Melania Trump also said she’d like to help improve the everyday lives of American women.

“We cannot call ourselves a fully developed or advanced nation when 50 percent of our women live in poverty, when 60 million are without health insurance, when too many are choosing between basic needs like rent, food, and health care. This cannot be,” she said.

Melania Trump made her Thursday debut in the crucial Philadelphia suburbs, which often decide the outcome of Pennsylvania’s 20 electoral votes. Polling out of Pennsylvania last month showed Clinton in a comfortable lead in the state by over 6 points, but the Trump campaign is making a play for the state.

She also made a personal appeal for her husband’s candidacy, discussing his success as a businessman and saying she’s watched him grow increasingly frustrated over the passing years of their marriage at the direction of the country.

“He certainly knows how to shake things up, doesn't he?” Trump said. “He knows how to make real change. Make America great again is not just some slogan. It is what has been in his heart since the day I met him.”

Melania Trump also shared her personal story growing up in Slovenia and immigrating to the United States.

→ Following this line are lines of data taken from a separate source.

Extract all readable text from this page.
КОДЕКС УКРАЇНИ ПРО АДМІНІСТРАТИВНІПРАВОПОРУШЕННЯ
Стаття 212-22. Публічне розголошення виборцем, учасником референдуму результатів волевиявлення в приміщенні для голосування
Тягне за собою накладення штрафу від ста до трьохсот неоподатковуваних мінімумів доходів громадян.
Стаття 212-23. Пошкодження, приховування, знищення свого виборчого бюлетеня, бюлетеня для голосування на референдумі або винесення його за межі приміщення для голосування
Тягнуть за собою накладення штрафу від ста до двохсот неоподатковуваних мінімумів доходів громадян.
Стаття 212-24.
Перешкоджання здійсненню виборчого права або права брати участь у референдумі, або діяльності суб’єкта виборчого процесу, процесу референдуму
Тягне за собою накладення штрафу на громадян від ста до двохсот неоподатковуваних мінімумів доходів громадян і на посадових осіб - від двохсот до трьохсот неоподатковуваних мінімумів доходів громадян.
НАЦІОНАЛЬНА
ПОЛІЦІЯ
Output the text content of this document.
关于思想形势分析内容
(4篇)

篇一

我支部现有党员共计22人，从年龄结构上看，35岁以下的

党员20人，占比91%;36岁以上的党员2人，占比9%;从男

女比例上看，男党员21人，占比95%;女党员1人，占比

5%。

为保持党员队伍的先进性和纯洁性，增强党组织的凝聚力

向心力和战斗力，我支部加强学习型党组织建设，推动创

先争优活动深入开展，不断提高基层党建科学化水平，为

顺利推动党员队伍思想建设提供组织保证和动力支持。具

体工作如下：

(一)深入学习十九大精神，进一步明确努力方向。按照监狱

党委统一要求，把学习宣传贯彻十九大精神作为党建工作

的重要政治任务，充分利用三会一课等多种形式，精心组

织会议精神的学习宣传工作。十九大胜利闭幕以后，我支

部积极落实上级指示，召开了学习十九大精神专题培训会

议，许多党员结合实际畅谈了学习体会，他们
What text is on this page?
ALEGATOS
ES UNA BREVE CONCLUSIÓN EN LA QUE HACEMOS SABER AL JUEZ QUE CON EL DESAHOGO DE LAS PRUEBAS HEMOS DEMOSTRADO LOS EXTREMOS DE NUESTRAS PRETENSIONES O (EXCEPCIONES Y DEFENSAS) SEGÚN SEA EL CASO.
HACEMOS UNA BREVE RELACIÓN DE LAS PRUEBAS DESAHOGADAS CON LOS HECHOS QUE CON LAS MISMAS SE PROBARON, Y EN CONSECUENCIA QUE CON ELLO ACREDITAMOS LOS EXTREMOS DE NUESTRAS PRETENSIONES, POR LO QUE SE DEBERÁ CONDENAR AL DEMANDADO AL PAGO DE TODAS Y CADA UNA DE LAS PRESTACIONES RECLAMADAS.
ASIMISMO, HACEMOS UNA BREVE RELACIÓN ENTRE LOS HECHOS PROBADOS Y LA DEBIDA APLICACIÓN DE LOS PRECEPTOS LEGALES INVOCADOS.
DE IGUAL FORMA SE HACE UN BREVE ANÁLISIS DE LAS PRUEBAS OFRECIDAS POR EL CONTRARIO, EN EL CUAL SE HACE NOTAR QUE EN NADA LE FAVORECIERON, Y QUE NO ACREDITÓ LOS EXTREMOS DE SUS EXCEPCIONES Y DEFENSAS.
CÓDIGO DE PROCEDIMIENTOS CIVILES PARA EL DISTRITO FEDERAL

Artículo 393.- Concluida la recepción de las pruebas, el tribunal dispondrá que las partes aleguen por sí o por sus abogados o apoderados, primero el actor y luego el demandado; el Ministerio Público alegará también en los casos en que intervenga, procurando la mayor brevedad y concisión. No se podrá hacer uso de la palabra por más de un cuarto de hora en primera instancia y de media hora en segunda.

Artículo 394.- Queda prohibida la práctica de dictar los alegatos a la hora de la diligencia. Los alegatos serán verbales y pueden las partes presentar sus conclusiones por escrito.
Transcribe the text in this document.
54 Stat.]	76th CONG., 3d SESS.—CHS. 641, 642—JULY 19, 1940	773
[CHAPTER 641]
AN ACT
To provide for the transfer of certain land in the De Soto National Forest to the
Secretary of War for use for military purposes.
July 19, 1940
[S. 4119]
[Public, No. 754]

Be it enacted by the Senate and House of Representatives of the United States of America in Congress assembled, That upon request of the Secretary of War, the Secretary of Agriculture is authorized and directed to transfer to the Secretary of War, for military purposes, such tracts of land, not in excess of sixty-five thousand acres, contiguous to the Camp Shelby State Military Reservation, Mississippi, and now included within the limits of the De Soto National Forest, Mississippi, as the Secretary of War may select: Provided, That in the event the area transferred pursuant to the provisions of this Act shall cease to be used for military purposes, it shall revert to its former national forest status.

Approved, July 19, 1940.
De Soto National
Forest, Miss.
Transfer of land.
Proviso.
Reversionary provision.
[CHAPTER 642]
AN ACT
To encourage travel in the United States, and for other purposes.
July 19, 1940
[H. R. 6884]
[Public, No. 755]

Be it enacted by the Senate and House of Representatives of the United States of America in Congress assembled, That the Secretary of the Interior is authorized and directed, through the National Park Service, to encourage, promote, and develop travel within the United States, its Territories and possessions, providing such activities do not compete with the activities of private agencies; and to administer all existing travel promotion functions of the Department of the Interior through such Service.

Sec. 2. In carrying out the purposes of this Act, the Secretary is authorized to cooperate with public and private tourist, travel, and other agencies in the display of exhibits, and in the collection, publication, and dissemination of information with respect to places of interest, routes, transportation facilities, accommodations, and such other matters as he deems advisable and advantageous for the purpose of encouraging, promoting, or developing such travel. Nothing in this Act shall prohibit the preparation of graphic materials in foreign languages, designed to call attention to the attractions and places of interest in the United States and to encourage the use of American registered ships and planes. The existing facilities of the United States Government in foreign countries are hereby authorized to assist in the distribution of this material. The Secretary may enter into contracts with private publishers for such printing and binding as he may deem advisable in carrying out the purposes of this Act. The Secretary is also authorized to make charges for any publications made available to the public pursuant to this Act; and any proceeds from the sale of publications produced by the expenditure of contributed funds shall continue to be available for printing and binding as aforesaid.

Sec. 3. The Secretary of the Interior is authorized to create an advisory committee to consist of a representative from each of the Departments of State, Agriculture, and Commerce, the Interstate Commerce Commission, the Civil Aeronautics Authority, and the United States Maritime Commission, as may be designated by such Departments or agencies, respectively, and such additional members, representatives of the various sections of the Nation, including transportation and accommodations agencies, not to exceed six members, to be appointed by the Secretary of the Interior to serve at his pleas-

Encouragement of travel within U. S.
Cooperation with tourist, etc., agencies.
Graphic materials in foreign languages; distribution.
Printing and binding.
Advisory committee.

“We always knew about the incredible place called America,” she said, reflecting on her childhood in Slovenia. “America was the word for freedom and opportunity. America meant if you could dream it you could become it.”

She recalled being inspired as a young girl by the presidency of Ronald Reagan.

“We heard what he was saying and doing," said Melania Trump, who lived in Slovenia at the time. "President Reagan's 'Morning in America' was not just something in the United States, it felt like morning around the world.”

She also asked the audience a series of call-and-response questions.

“Do we want a country that respects women and provides them with equal opportunity? Do we want a country where every child has access to a good education? Do we want children to be safe and secure and dream big dreams?” she said.

“Then we want Donald Trump to be our president,” she continued.